No parece que la Ficus pumila haya dado por terminado su proyecto de expansión. El año que viene, cuando regrese a mi casa materna, sus raíces habrán colonizado los muros del jardín de atrás. Al otro lado de estos muros, mucho antes de que llegara don Amable con su prole, existió un mundo donde el café se molía a mano, las horas de apagones se alumbraban con lámparas de aceite y, a las cinco de la mañana, durante más de 10 años, la programación de una emisora de radio empezaba con la voz de Miguel Aceves Mejía cantando La cama de piedra. Era el mundo extinto del padre de mi padre. Esta noche, la Ficus pumila se presenta ante mí como una metáfora del tiempo. Tan imparable en su cometido, tan ajena a los deseos urgentes de quienes pretenden controlar su avanzada con tijeras de podar.
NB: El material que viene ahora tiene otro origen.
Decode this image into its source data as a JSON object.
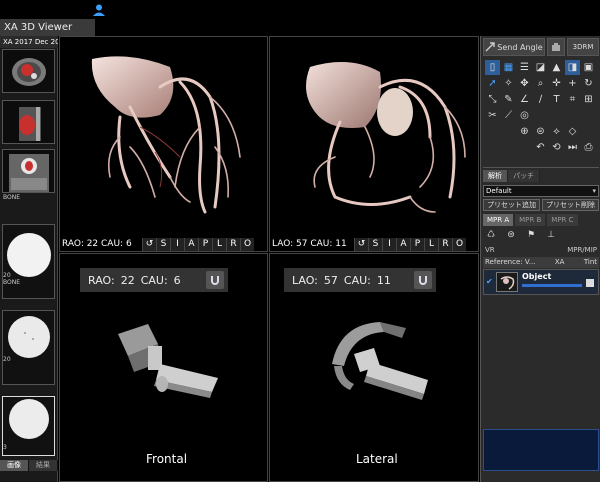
{
  "app": {
    "title": "XA 3D Viewer"
  },
  "study": {
    "date_label": "XA 2017 Dec 20"
  },
  "series_thumbs": [
    {
      "label": ""
    },
    {
      "label": ""
    },
    {
      "label": "BONE"
    },
    {
      "label": "20\nBONE"
    },
    {
      "label": "20"
    },
    {
      "label": "3"
    }
  ],
  "left_tabs": [
    "画像",
    "結果"
  ],
  "viewports": {
    "top_left": {
      "angle": "RAO: 22 CAU: 6",
      "tools": [
        "S",
        "I",
        "A",
        "P",
        "L",
        "R",
        "O"
      ]
    },
    "top_right": {
      "angle": "LAO: 57 CAU: 11",
      "tools": [
        "S",
        "I",
        "A",
        "P",
        "L",
        "R",
        "O"
      ]
    },
    "bottom_left": {
      "projection": "RAO:",
      "proj_value": "22",
      "tilt": "CAU:",
      "tilt_value": "6",
      "caption": "Frontal"
    },
    "bottom_right": {
      "projection": "LAO:",
      "proj_value": "57",
      "tilt": "CAU:",
      "tilt_value": "11",
      "caption": "Lateral"
    }
  },
  "right_panel": {
    "send_angle": "Send Angle",
    "btn_3drm": "3DRM",
    "tabs": [
      "解析",
      "パッチ"
    ],
    "preset_value": "Default",
    "preset_add": "プリセット追加",
    "preset_delete": "プリセット削除",
    "mpr_tabs": [
      "MPR A",
      "MPR B",
      "MPR C"
    ],
    "vr": "VR",
    "mpr_mip": "MPR/MIP",
    "reference": "Reference: V...",
    "xa": "XA",
    "tint": "Tint",
    "object_name": "Object"
  },
  "colors": {
    "accent": "#2f6fcf",
    "panel": "#2b2b2b"
  }
}
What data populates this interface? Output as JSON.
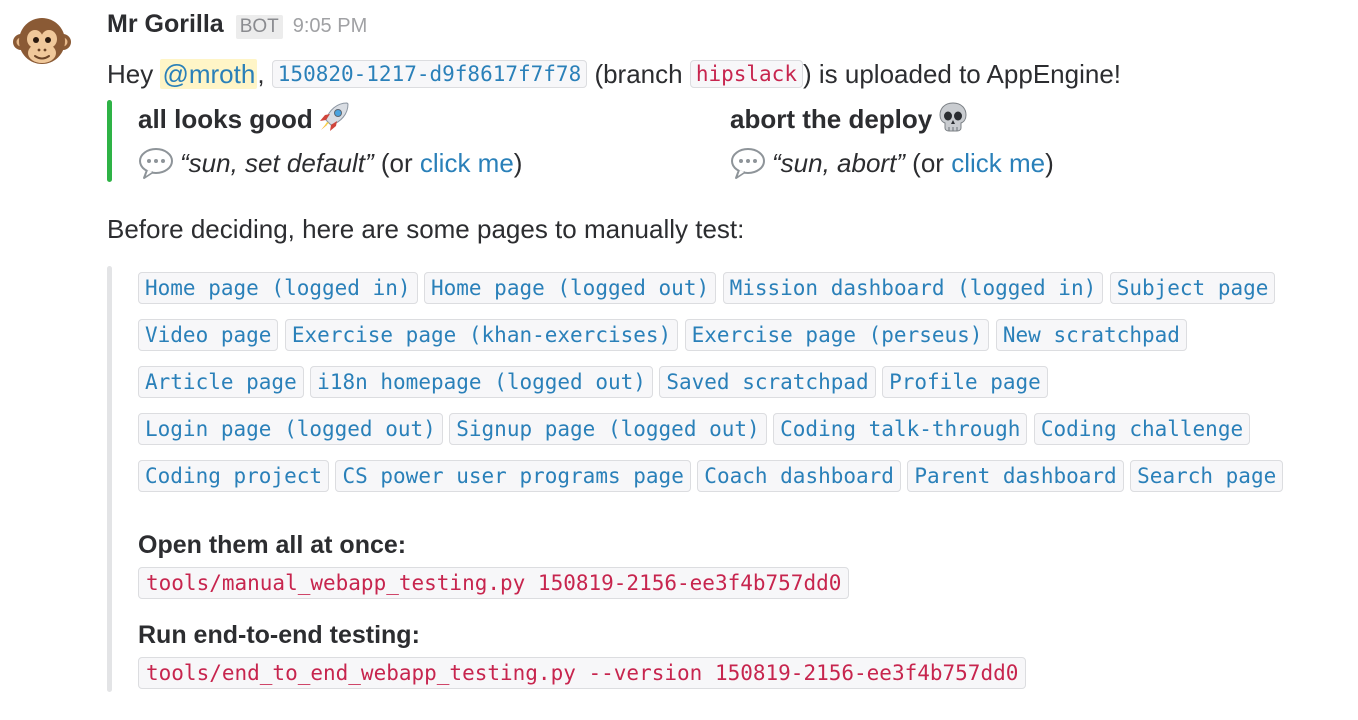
{
  "message": {
    "author": "Mr Gorilla",
    "bot_badge": "BOT",
    "timestamp": "9:05 PM",
    "avatar_icon": "monkey-face-icon",
    "text": {
      "greeting": "Hey ",
      "mention": "@mroth",
      "comma": ", ",
      "version": "150820-1217-d9f8617f7f78",
      "branch_prefix": " (branch ",
      "branch": "hipslack",
      "suffix": ") is uploaded to AppEngine!"
    }
  },
  "choices": {
    "accent_color": "#2eb346",
    "good": {
      "title": "all looks good",
      "icon": "rocket-icon",
      "command": "“sun, set default”",
      "or_text": " (or ",
      "link": "click me",
      "close": ")"
    },
    "abort": {
      "title": "abort the deploy",
      "icon": "skull-icon",
      "command": "“sun, abort”",
      "or_text": " (or ",
      "link": "click me",
      "close": ")"
    }
  },
  "testing": {
    "intro": "Before deciding, here are some pages to manually test:",
    "pages": [
      "Home page (logged in)",
      "Home page (logged out)",
      "Mission dashboard (logged in)",
      "Subject page",
      "Video page",
      "Exercise page (khan-exercises)",
      "Exercise page (perseus)",
      "New scratchpad",
      "Article page",
      "i18n homepage (logged out)",
      "Saved scratchpad",
      "Profile page",
      "Login page (logged out)",
      "Signup page (logged out)",
      "Coding talk-through",
      "Coding challenge",
      "Coding project",
      "CS power user programs page",
      "Coach dashboard",
      "Parent dashboard",
      "Search page"
    ],
    "open_all_title": "Open them all at once:",
    "open_all_cmd": "tools/manual_webapp_testing.py 150819-2156-ee3f4b757dd0",
    "e2e_title": "Run end-to-end testing:",
    "e2e_cmd": "tools/end_to_end_webapp_testing.py --version 150819-2156-ee3f4b757dd0"
  }
}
El otro día le pregunté a uno de mis sobrinos si quería que le sirviera un vaso de jugo o un refresco. “Prefiero un trago de wiski”, me dijo. No he sido testigo presencial de estos cambios. Suelo experimentarlos como viajes en el tiempo que se interrumpen con cada partida. Al volver, se convierten en variaciones de la realidad que exigen intensas sesiones de reubicación. ¿Cuándo dejé de prepararle los biberones de la tarde? ¿No fue ayer? Uno de los pocos versículos de la Biblia que logré memorizar está en el libro de los Salmos: “Porque mil años delante de tus ojos son como el día de ayer, que pasó, y como una de las vigilias de la noche”.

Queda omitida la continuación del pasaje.